Structural health monitoring plays a major role in maintaining large critical infrastructures like bridges, breakwaters, dams, gas and water supply networks, and transport pipelines, which in general require complex and expensive routine inspections and maintenance procedures. Most of these structures are exposed to harsh environments and heavy loads and some of them (like rubble-mound breakwaters) are designed, due to their characteristics, under the proviso that maintenance and protection works will certainly be required during the structures life. The cost of the structure, its expected behavior, as well as the consequences of its failure, do completely justify the existence of a monitoring program, which will help in the decision making process relative to optimal timing and extension of maintenance, or even repair, works. This process should be based on the structure diagnosis, which, in turn, should rely on a set of state variables that clearly characterize the health of the structure.

Accurate health monitoring and diagnosis of critical infrastructure will increase the efficiency of maintenance and repair plans, with inherent benefits in terms of cost reduction and damage minimization in case of disaster. This presents an opportunity for the development of advanced robotic surveying tools, namely uninhabited aerial vehicles (UAVs) equipped with state of the art laser, multi-spectral and hyper-spectral remote sensing devices, high accuracy inertial platforms, and positioning systems. These vehicles should be able to perform high accuracy tri-dimensional surveys of structures with the objective of producing, in real time, accurate data sets with the required spatial and temporal resolutions and thereby providing quantitative information vital for a well-founded diagnosis.

Recent advances in sensor technology and the increasing availability of computational capacity are steadily affording UAVs higher degrees of robustness and reliability in challenging operation scenarios, taking place in uncertain and possibly remote environments. Unlike fixed-wing aircraft, helicopters were designed to execute vertical flight maneuvers, including hovering and vertical take-off and landing (VTOL). The trade-off for such maneuverability is an inherent complexity that translates into a highly nonlinear and unstable dynamical system with wide parameter variations over the vehicles flight envelope.
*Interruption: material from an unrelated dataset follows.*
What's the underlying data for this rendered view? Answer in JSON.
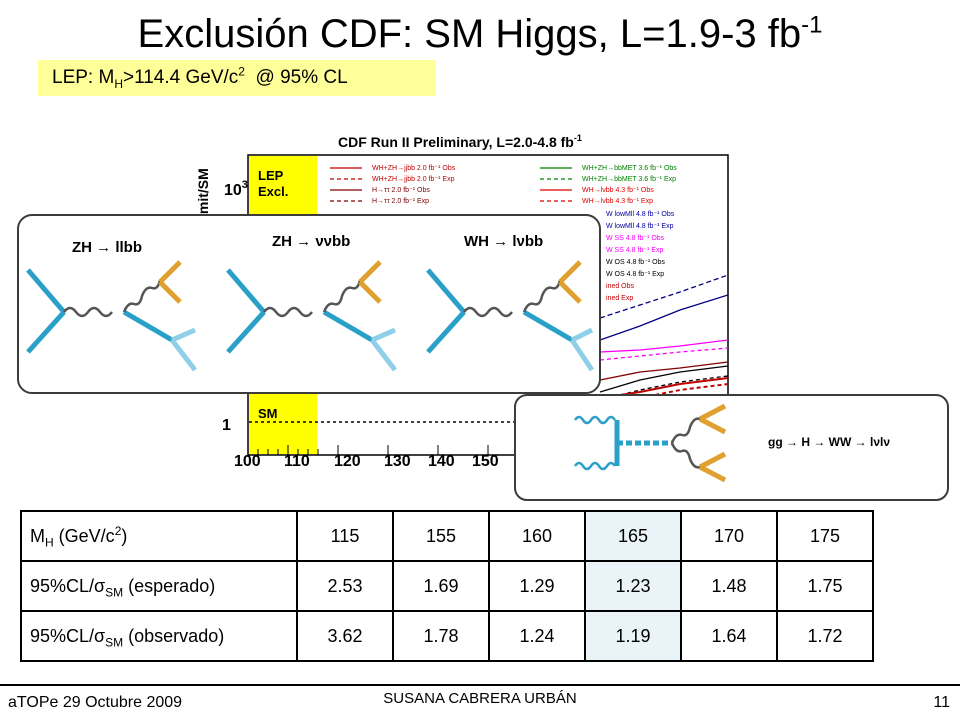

Motivated by the foregoing considerations, the aim of this Project is to develop an Autonomous Helicopter specially tailored for critical infrastructure monitoring by means of collision avoidance mechanisms and absolute and sensor-based navigation and tracking control laws, which rely on the aircrafts advanced sensing devices and exploit the properties of the configuration space to express the dynamics of flying robots, that is the special Euclidean group SE(3). In preparation for future monitoring and inspection scenarios that can require the use of multiple helicopters equipped with complementary sensing devices, additional research effort will be placed on the area of cooperative control of multiple Autonomous Helicopters.

The development of such a system involves a wide range of research topics, including dynamic modeling and identification, navigation, guidance and control, real time systems, and mission control. This project team has already addressed some theoretical aspects of these topics within the scope of previous projects. Based on the work formerly developed, the current project will focus both on developing the experimental components and on extending the theoretical results previously obtained within the fields of guidance, navigation, and control. The resulting UAV will be equipped with a distributed real time computing network, a reliable wireless communication system, and sensing devices. Given the envisaged applications, the latter include inertial sensors, a GPS, a laser range finder, and a camera array composed by a digital video camera and an infrared camera.

The camera array will be mounted on a pan-tilt unit. To reject the low frequency oscillations induced by the vehicle and stabilize the cameras image, a closed loop control system will be implemented whereby the pan and tilt motions of the camera are compensated based on image data and inertial information provided by the aircrafts navigation system. It is then possible to direct the camera array to a specified target and ensure that it keeps a steady image, regardless of the pose assumed by the helicopter while maneuvering or even under wind induced disturbances.

The research work will focus on bridging the gap between theory and practice, by taking into account actual characteristics of the systems at hand in the development process. Evaluation of system components reliability and of overall performance will be carried out in a controlled environment resorting to Hardware In-the-Loop Simulation to reduce both the number of required field trials and their associated risk factors.